Congress extends timeline to finalize annual funding bills to mid-December
The effort to finalize funding levels for fiscal year 2010 has taken a backseat to the mounting fervor to pass a comprehensive health care package before the year's end.
Congress recently gave itself at least another month to complete work on remaining FY2010 spending bills. On Oct. 29, it adopted a second continuing resolution, a stopgap measure to keep many government agencies and programs running at FY2009 levels through Dec. 18. The first resolution was adopted just before the 2009 fiscal year officially expired on Sept. 30 and extended funding through Oct. 31.
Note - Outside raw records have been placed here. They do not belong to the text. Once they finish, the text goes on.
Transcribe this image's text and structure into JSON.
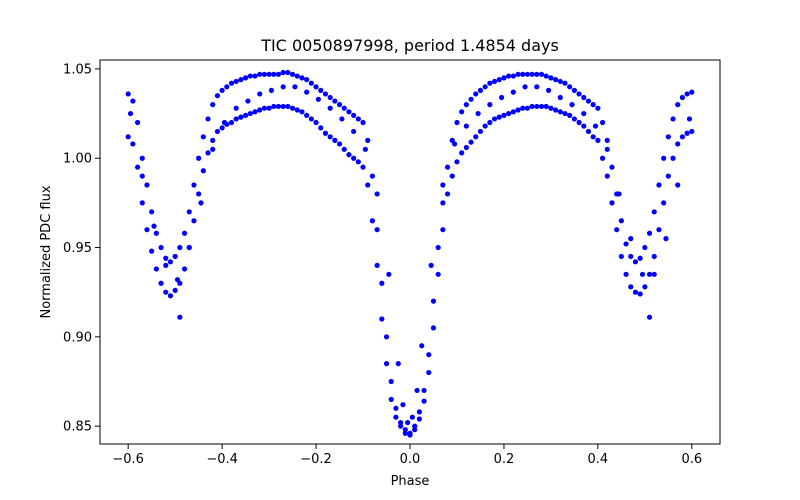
{
  "chart_data": {
    "type": "scatter",
    "title": "TIC 0050897998, period 1.4854 days",
    "xlabel": "Phase",
    "ylabel": "Normalized PDC flux",
    "xlim": [
      -0.66,
      0.66
    ],
    "ylim": [
      0.84,
      1.055
    ],
    "xticks": [
      -0.6,
      -0.4,
      -0.2,
      0.0,
      0.2,
      0.4,
      0.6
    ],
    "xtick_labels": [
      "−0.6",
      "−0.4",
      "−0.2",
      "0.0",
      "0.2",
      "0.4",
      "0.6"
    ],
    "yticks": [
      0.85,
      0.9,
      0.95,
      1.0,
      1.05
    ],
    "ytick_labels": [
      "0.85",
      "0.90",
      "0.95",
      "1.00",
      "1.05"
    ],
    "grid": false,
    "marker_color": "#0000ff",
    "series": [
      {
        "x": [
          -0.6,
          -0.59,
          -0.58,
          -0.57,
          -0.56,
          -0.55,
          -0.54,
          -0.53,
          -0.52,
          -0.51,
          -0.5,
          -0.49,
          -0.48,
          -0.47,
          -0.46,
          -0.45,
          -0.44,
          -0.43,
          -0.42,
          -0.41,
          -0.4,
          -0.39,
          -0.38,
          -0.37,
          -0.36,
          -0.35,
          -0.34,
          -0.33,
          -0.32,
          -0.31,
          -0.3,
          -0.29,
          -0.28,
          -0.27,
          -0.26,
          -0.25,
          -0.24,
          -0.23,
          -0.22,
          -0.21,
          -0.2,
          -0.19,
          -0.18,
          -0.17,
          -0.16,
          -0.15,
          -0.14,
          -0.13,
          -0.12,
          -0.11,
          -0.1,
          -0.09,
          -0.08,
          -0.07,
          -0.06,
          -0.05,
          -0.04,
          -0.03,
          -0.02,
          -0.01,
          0.0,
          0.01,
          0.02,
          0.03,
          0.04,
          0.05,
          0.06,
          0.07,
          0.08,
          0.09,
          0.1,
          0.11,
          0.12,
          0.13,
          0.14,
          0.15,
          0.16,
          0.17,
          0.18,
          0.19,
          0.2,
          0.21,
          0.22,
          0.23,
          0.24,
          0.25,
          0.26,
          0.27,
          0.28,
          0.29,
          0.3,
          0.31,
          0.32,
          0.33,
          0.34,
          0.35,
          0.36,
          0.37,
          0.38,
          0.39,
          0.4,
          0.41,
          0.42,
          0.43,
          0.44,
          0.45,
          0.46,
          0.47,
          0.48,
          0.49,
          0.5,
          0.51,
          0.52,
          0.53,
          0.54,
          0.55,
          0.56,
          0.57,
          0.58,
          0.59,
          0.6
        ],
        "y": [
          1.036,
          1.032,
          1.02,
          1.0,
          0.985,
          0.97,
          0.958,
          0.95,
          0.944,
          0.942,
          0.945,
          0.95,
          0.958,
          0.97,
          0.985,
          1.0,
          1.012,
          1.022,
          1.03,
          1.035,
          1.038,
          1.04,
          1.042,
          1.043,
          1.044,
          1.045,
          1.046,
          1.046,
          1.047,
          1.047,
          1.047,
          1.047,
          1.047,
          1.048,
          1.048,
          1.047,
          1.046,
          1.045,
          1.044,
          1.042,
          1.04,
          1.038,
          1.036,
          1.034,
          1.032,
          1.03,
          1.028,
          1.026,
          1.024,
          1.022,
          1.02,
          1.01,
          0.99,
          0.96,
          0.93,
          0.9,
          0.875,
          0.86,
          0.852,
          0.848,
          0.846,
          0.85,
          0.858,
          0.87,
          0.89,
          0.92,
          0.95,
          0.975,
          0.995,
          1.01,
          1.02,
          1.026,
          1.03,
          1.033,
          1.036,
          1.038,
          1.04,
          1.042,
          1.043,
          1.044,
          1.045,
          1.046,
          1.046,
          1.047,
          1.047,
          1.047,
          1.047,
          1.047,
          1.047,
          1.046,
          1.045,
          1.044,
          1.043,
          1.042,
          1.04,
          1.038,
          1.036,
          1.034,
          1.032,
          1.03,
          1.028,
          1.02,
          1.01,
          0.995,
          0.98,
          0.965,
          0.952,
          0.945,
          0.942,
          0.944,
          0.95,
          0.958,
          0.97,
          0.985,
          1.0,
          1.012,
          1.022,
          1.03,
          1.034,
          1.036,
          1.037
        ]
      },
      {
        "x": [
          -0.6,
          -0.59,
          -0.58,
          -0.57,
          -0.56,
          -0.55,
          -0.54,
          -0.53,
          -0.52,
          -0.51,
          -0.5,
          -0.49,
          -0.48,
          -0.47,
          -0.46,
          -0.45,
          -0.44,
          -0.43,
          -0.42,
          -0.41,
          -0.4,
          -0.39,
          -0.38,
          -0.37,
          -0.36,
          -0.35,
          -0.34,
          -0.33,
          -0.32,
          -0.31,
          -0.3,
          -0.29,
          -0.28,
          -0.27,
          -0.26,
          -0.25,
          -0.24,
          -0.23,
          -0.22,
          -0.21,
          -0.2,
          -0.19,
          -0.18,
          -0.17,
          -0.16,
          -0.15,
          -0.14,
          -0.13,
          -0.12,
          -0.11,
          -0.1,
          -0.09,
          -0.08,
          -0.07,
          -0.06,
          -0.05,
          -0.04,
          -0.03,
          -0.02,
          -0.01,
          0.0,
          0.01,
          0.02,
          0.03,
          0.04,
          0.05,
          0.06,
          0.07,
          0.08,
          0.09,
          0.1,
          0.11,
          0.12,
          0.13,
          0.14,
          0.15,
          0.16,
          0.17,
          0.18,
          0.19,
          0.2,
          0.21,
          0.22,
          0.23,
          0.24,
          0.25,
          0.26,
          0.27,
          0.28,
          0.29,
          0.3,
          0.31,
          0.32,
          0.33,
          0.34,
          0.35,
          0.36,
          0.37,
          0.38,
          0.39,
          0.4,
          0.41,
          0.42,
          0.43,
          0.44,
          0.45,
          0.46,
          0.47,
          0.48,
          0.49,
          0.5,
          0.51,
          0.52,
          0.53,
          0.54,
          0.55,
          0.56,
          0.57,
          0.58,
          0.59,
          0.6
        ],
        "y": [
          1.012,
          1.008,
          0.995,
          0.975,
          0.96,
          0.948,
          0.938,
          0.93,
          0.925,
          0.923,
          0.926,
          0.93,
          0.938,
          0.95,
          0.965,
          0.98,
          0.993,
          1.003,
          1.01,
          1.015,
          1.017,
          1.019,
          1.02,
          1.022,
          1.023,
          1.024,
          1.025,
          1.026,
          1.027,
          1.028,
          1.028,
          1.029,
          1.029,
          1.029,
          1.029,
          1.028,
          1.027,
          1.026,
          1.024,
          1.022,
          1.02,
          1.017,
          1.014,
          1.012,
          1.01,
          1.008,
          1.005,
          1.002,
          1.0,
          0.998,
          0.995,
          0.985,
          0.965,
          0.94,
          0.91,
          0.885,
          0.865,
          0.855,
          0.85,
          0.846,
          0.845,
          0.848,
          0.854,
          0.864,
          0.88,
          0.905,
          0.935,
          0.96,
          0.98,
          0.99,
          0.998,
          1.003,
          1.006,
          1.009,
          1.012,
          1.015,
          1.018,
          1.02,
          1.022,
          1.023,
          1.024,
          1.025,
          1.026,
          1.027,
          1.028,
          1.028,
          1.029,
          1.029,
          1.029,
          1.029,
          1.028,
          1.027,
          1.026,
          1.025,
          1.024,
          1.022,
          1.02,
          1.018,
          1.015,
          1.012,
          1.01,
          1.0,
          0.99,
          0.975,
          0.96,
          0.945,
          0.935,
          0.928,
          0.925,
          0.924,
          0.928,
          0.935,
          0.945,
          0.96,
          0.975,
          0.99,
          1.0,
          1.008,
          1.012,
          1.014,
          1.015
        ]
      },
      {
        "x": [
          -0.595,
          -0.57,
          -0.545,
          -0.52,
          -0.495,
          -0.47,
          -0.445,
          -0.42,
          -0.395,
          -0.37,
          -0.345,
          -0.32,
          -0.295,
          -0.27,
          -0.245,
          -0.22,
          -0.195,
          -0.17,
          -0.145,
          -0.12,
          -0.095,
          -0.07,
          -0.045,
          -0.025,
          -0.015,
          -0.005,
          0.005,
          0.015,
          0.025,
          0.045,
          0.07,
          0.095,
          0.12,
          0.145,
          0.17,
          0.195,
          0.22,
          0.245,
          0.27,
          0.295,
          0.32,
          0.345,
          0.37,
          0.395,
          0.42,
          0.445,
          0.47,
          0.495,
          0.52,
          0.545,
          0.57,
          0.595
        ],
        "y": [
          1.025,
          0.99,
          0.962,
          0.94,
          0.932,
          0.95,
          0.975,
          1.005,
          1.02,
          1.028,
          1.032,
          1.036,
          1.038,
          1.04,
          1.04,
          1.037,
          1.033,
          1.028,
          1.022,
          1.015,
          1.005,
          0.98,
          0.935,
          0.885,
          0.862,
          0.852,
          0.855,
          0.87,
          0.895,
          0.94,
          0.985,
          1.008,
          1.018,
          1.025,
          1.03,
          1.034,
          1.037,
          1.04,
          1.04,
          1.038,
          1.034,
          1.03,
          1.025,
          1.018,
          1.005,
          0.98,
          0.955,
          0.935,
          0.935,
          0.955,
          0.985,
          1.022
        ]
      },
      {
        "x": [
          -0.49,
          0.51
        ],
        "y": [
          0.911,
          0.911
        ]
      }
    ]
  }
}
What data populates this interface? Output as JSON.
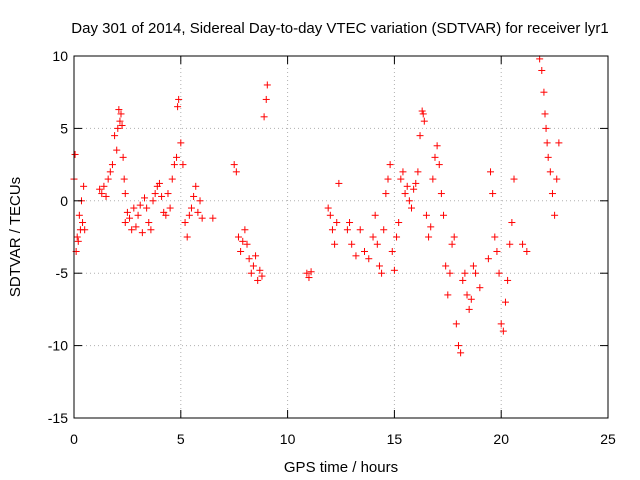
{
  "chart_data": {
    "type": "scatter",
    "title": "Day 301 of 2014, Sidereal Day-to-day VTEC variation (SDTVAR) for receiver lyr1",
    "xlabel": "GPS time / hours",
    "ylabel": "SDTVAR / TECUs",
    "xlim": [
      0,
      25
    ],
    "ylim": [
      -15,
      10
    ],
    "xticks": [
      0,
      5,
      10,
      15,
      20,
      25
    ],
    "yticks": [
      -15,
      -10,
      -5,
      0,
      5,
      10
    ],
    "grid": true,
    "marker": "plus",
    "color": "#ff0000",
    "segments": [
      {
        "name": "0.0-0.5h",
        "x": [
          0.0,
          0.05,
          0.1,
          0.15,
          0.2,
          0.25,
          0.3,
          0.35,
          0.4,
          0.45,
          0.5
        ],
        "y": [
          1.5,
          3.2,
          -3.5,
          -2.5,
          -2.8,
          -1.0,
          -2.0,
          0.0,
          -1.5,
          1.0,
          -2.0
        ]
      },
      {
        "name": "1.2-2.4h",
        "x": [
          1.2,
          1.3,
          1.4,
          1.5,
          1.6,
          1.7,
          1.8,
          1.9,
          2.0,
          2.05,
          2.1,
          2.15,
          2.2,
          2.25,
          2.3,
          2.35,
          2.4
        ],
        "y": [
          0.8,
          0.5,
          1.0,
          0.3,
          1.5,
          2.0,
          2.5,
          4.5,
          3.5,
          5.0,
          6.3,
          5.5,
          6.0,
          5.2,
          3.0,
          1.5,
          0.5
        ]
      },
      {
        "name": "2.4-4.2h",
        "x": [
          2.4,
          2.5,
          2.6,
          2.7,
          2.8,
          2.9,
          3.0,
          3.1,
          3.2,
          3.3,
          3.4,
          3.5,
          3.6,
          3.7,
          3.8,
          3.9,
          4.0,
          4.1,
          4.2
        ],
        "y": [
          -1.5,
          -0.8,
          -1.2,
          -2.0,
          -0.5,
          -1.8,
          -1.0,
          -0.3,
          -2.2,
          0.2,
          -0.5,
          -1.5,
          -2.0,
          0.0,
          0.5,
          1.0,
          1.2,
          0.3,
          -0.8
        ]
      },
      {
        "name": "4.2-6.2h",
        "x": [
          4.3,
          4.4,
          4.5,
          4.6,
          4.7,
          4.8,
          4.85,
          4.9,
          5.0,
          5.1,
          5.2,
          5.3,
          5.4,
          5.5,
          5.6,
          5.7,
          5.8,
          5.9,
          6.0,
          6.5
        ],
        "y": [
          -1.0,
          0.5,
          -0.5,
          1.5,
          2.5,
          3.0,
          6.5,
          7.0,
          4.0,
          2.5,
          -1.5,
          -2.5,
          -1.0,
          -0.5,
          0.3,
          1.0,
          -0.8,
          0.0,
          -1.2,
          -1.2
        ]
      },
      {
        "name": "7.5-9.1h",
        "x": [
          7.5,
          7.6,
          7.7,
          7.8,
          7.9,
          8.0,
          8.1,
          8.2,
          8.3,
          8.4,
          8.5,
          8.6,
          8.7,
          8.8,
          8.9,
          9.0,
          9.05
        ],
        "y": [
          2.5,
          2.0,
          -2.5,
          -3.5,
          -2.8,
          -2.0,
          -3.0,
          -4.0,
          -5.0,
          -4.5,
          -3.8,
          -5.5,
          -4.8,
          -5.2,
          5.8,
          7.0,
          8.0
        ]
      },
      {
        "name": "11.0h",
        "x": [
          10.9,
          11.0,
          11.1
        ],
        "y": [
          -5.0,
          -5.3,
          -4.9
        ]
      },
      {
        "name": "11.9-14.0h",
        "x": [
          11.9,
          12.0,
          12.1,
          12.2,
          12.3,
          12.4,
          12.8,
          12.9,
          13.0,
          13.2,
          13.4,
          13.6,
          13.8,
          14.0
        ],
        "y": [
          -0.5,
          -1.0,
          -2.0,
          -3.0,
          -1.5,
          1.2,
          -2.0,
          -1.5,
          -3.0,
          -3.8,
          -2.0,
          -3.5,
          -4.0,
          -2.5
        ]
      },
      {
        "name": "14.0-16.0h",
        "x": [
          14.1,
          14.2,
          14.3,
          14.4,
          14.5,
          14.6,
          14.7,
          14.8,
          14.9,
          15.0,
          15.1,
          15.2,
          15.3,
          15.4,
          15.5,
          15.6,
          15.7,
          15.8,
          15.9,
          16.0
        ],
        "y": [
          -1.0,
          -3.0,
          -4.5,
          -5.0,
          -2.0,
          0.5,
          1.5,
          2.5,
          -3.5,
          -4.8,
          -2.5,
          -1.5,
          1.5,
          2.0,
          0.5,
          1.0,
          0.0,
          -0.5,
          0.8,
          1.2
        ]
      },
      {
        "name": "16.0-17.8h",
        "x": [
          16.1,
          16.2,
          16.3,
          16.35,
          16.4,
          16.5,
          16.6,
          16.7,
          16.8,
          16.9,
          17.0,
          17.1,
          17.2,
          17.3,
          17.4,
          17.5,
          17.6,
          17.7,
          17.8
        ],
        "y": [
          2.0,
          4.5,
          6.2,
          6.0,
          5.5,
          -1.0,
          -2.5,
          -1.8,
          1.5,
          3.0,
          3.8,
          2.5,
          0.5,
          -1.0,
          -4.5,
          -6.5,
          -5.0,
          -3.0,
          -2.5
        ]
      },
      {
        "name": "18.0-19.0h",
        "x": [
          17.9,
          18.0,
          18.1,
          18.2,
          18.3,
          18.4,
          18.5,
          18.6,
          18.7,
          18.8,
          19.0
        ],
        "y": [
          -8.5,
          -10.0,
          -10.5,
          -5.5,
          -5.0,
          -6.5,
          -7.5,
          -6.8,
          -4.5,
          -5.0,
          -6.0
        ]
      },
      {
        "name": "19.5-20.6h",
        "x": [
          19.4,
          19.5,
          19.6,
          19.7,
          19.8,
          19.9,
          20.0,
          20.1,
          20.2,
          20.3,
          20.4,
          20.5,
          20.6
        ],
        "y": [
          -4.0,
          2.0,
          0.5,
          -2.5,
          -3.5,
          -5.0,
          -8.5,
          -9.0,
          -7.0,
          -5.5,
          -3.0,
          -1.5,
          1.5
        ]
      },
      {
        "name": "21.0-22.7h",
        "x": [
          21.0,
          21.2,
          21.8,
          21.9,
          22.0,
          22.05,
          22.1,
          22.15,
          22.2,
          22.3,
          22.4,
          22.5,
          22.6,
          22.7
        ],
        "y": [
          -3.0,
          -3.5,
          9.8,
          9.0,
          7.5,
          6.0,
          5.0,
          4.0,
          3.0,
          2.0,
          0.5,
          -1.0,
          1.5,
          4.0
        ]
      }
    ]
  }
}
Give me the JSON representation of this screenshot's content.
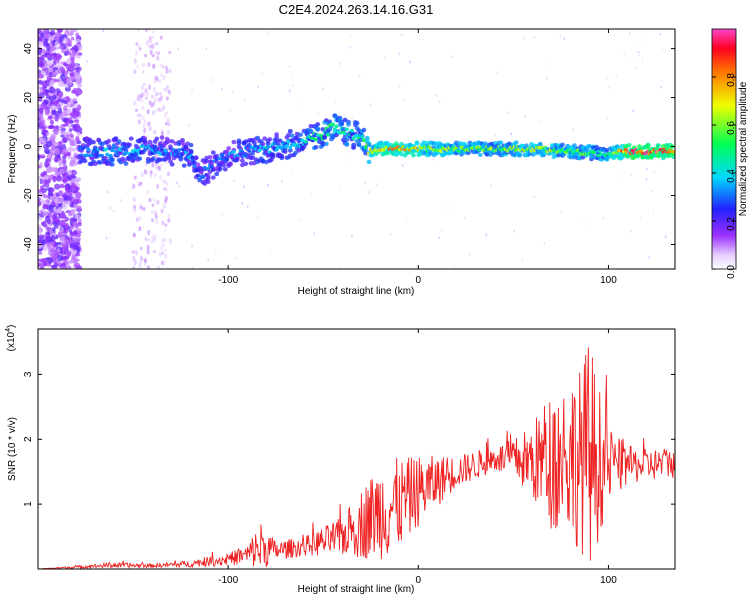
{
  "title": "C2E4.2024.263.14.16.G31",
  "chart_data": [
    {
      "type": "heatmap",
      "xlabel": "Height of straight line (km)",
      "ylabel": "Frequency (Hz)",
      "xlim": [
        -200,
        135
      ],
      "ylim": [
        -50,
        48
      ],
      "x_ticks": [
        -100,
        0,
        100
      ],
      "y_ticks": [
        -40,
        -20,
        0,
        20,
        40
      ],
      "colorbar": {
        "label": "Normalized spectral amplitude",
        "range": [
          0.0,
          1.0
        ],
        "ticks": [
          "0.0",
          "0.2",
          "0.4",
          "0.6",
          "0.8"
        ],
        "tick_values": [
          0.0,
          0.2,
          0.4,
          0.6,
          0.8
        ]
      },
      "ridge": {
        "name": "",
        "x": [
          -175,
          -160,
          -140,
          -120,
          -115,
          -100,
          -80,
          -60,
          -50,
          -45,
          -40,
          -30,
          -25,
          -20,
          -10,
          0,
          20,
          40,
          60,
          80,
          100,
          110,
          135
        ],
        "freq": [
          -2,
          -2,
          -1,
          -3,
          -12,
          -3,
          -1,
          2,
          5,
          8,
          6,
          4,
          -2,
          -1,
          -1,
          -1,
          -1,
          -1,
          -1,
          -2,
          -3,
          -2,
          -2
        ],
        "amp": [
          0.35,
          0.4,
          0.35,
          0.35,
          0.3,
          0.35,
          0.4,
          0.45,
          0.5,
          0.55,
          0.5,
          0.5,
          0.7,
          0.75,
          0.85,
          0.7,
          0.6,
          0.6,
          0.65,
          0.6,
          0.55,
          0.95,
          0.95
        ]
      }
    },
    {
      "type": "line",
      "xlabel": "Height of straight line (km)",
      "ylabel": "SNR (10 * v/v)",
      "y_multiplier": "(x10⁴)",
      "xlim": [
        -200,
        135
      ],
      "ylim": [
        0,
        3.7
      ],
      "x_ticks": [
        -100,
        0,
        100
      ],
      "y_ticks": [
        1,
        2,
        3
      ],
      "color": "#ee2222",
      "envelope": {
        "x": [
          -200,
          -180,
          -160,
          -140,
          -120,
          -100,
          -90,
          -83,
          -75,
          -60,
          -40,
          -30,
          -20,
          -15,
          -10,
          0,
          20,
          40,
          50,
          60,
          70,
          80,
          85,
          90,
          95,
          100,
          110,
          120,
          135
        ],
        "mean": [
          0.0,
          0.03,
          0.06,
          0.05,
          0.08,
          0.15,
          0.22,
          0.35,
          0.28,
          0.35,
          0.5,
          0.7,
          0.9,
          0.95,
          1.0,
          1.2,
          1.5,
          1.7,
          1.7,
          1.65,
          1.7,
          1.75,
          1.7,
          1.8,
          1.65,
          1.6,
          1.6,
          1.6,
          1.65
        ],
        "amp": [
          0.0,
          0.02,
          0.04,
          0.03,
          0.05,
          0.1,
          0.15,
          0.4,
          0.15,
          0.15,
          0.3,
          0.55,
          0.75,
          0.8,
          0.7,
          0.55,
          0.25,
          0.2,
          0.3,
          0.6,
          1.1,
          1.3,
          1.4,
          1.8,
          1.2,
          0.6,
          0.3,
          0.25,
          0.25
        ]
      }
    }
  ]
}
To date, Congress still needs to complete work on seven of the 12 annual appropriations bills, including the measure containing funding for the National Institutes of Health (NIH) and the National Cancer Institute (NCI).
Each chamber has already passed its own version of the FY2010 Labor, Health and Human Services, Education and Related Agencies (Labor-HHS-Education) Appropriations Bill, setting the stage for negotiations to occur between House and Senate members to reach common ground in a single spending bill that can be sent to the president.
One issue for negotiators will be a $500 million discrepancy in funding for the NIH. The Senate bill, which has been approved by the Senate Appropriations Committee and still awaits approval by the full Senate, would increase the NIH budget by $442 million, 1.4 percent over the FY2009 level, bringing the total budget to $30.8 billion. This increase is equal to the president's budget request that was released in May, but $500 million below the level that the House of Representatives has approved.
Both chambers rejected President Obama's proposal to commence an eight-year effort to double funding for cancer research in FY2010. A report accompanying the Senate appropriations bill explained that targeting money at specific diseases would set a "dangerous precedent" by allowing politics to interfere with the professional expertise of the medical research community.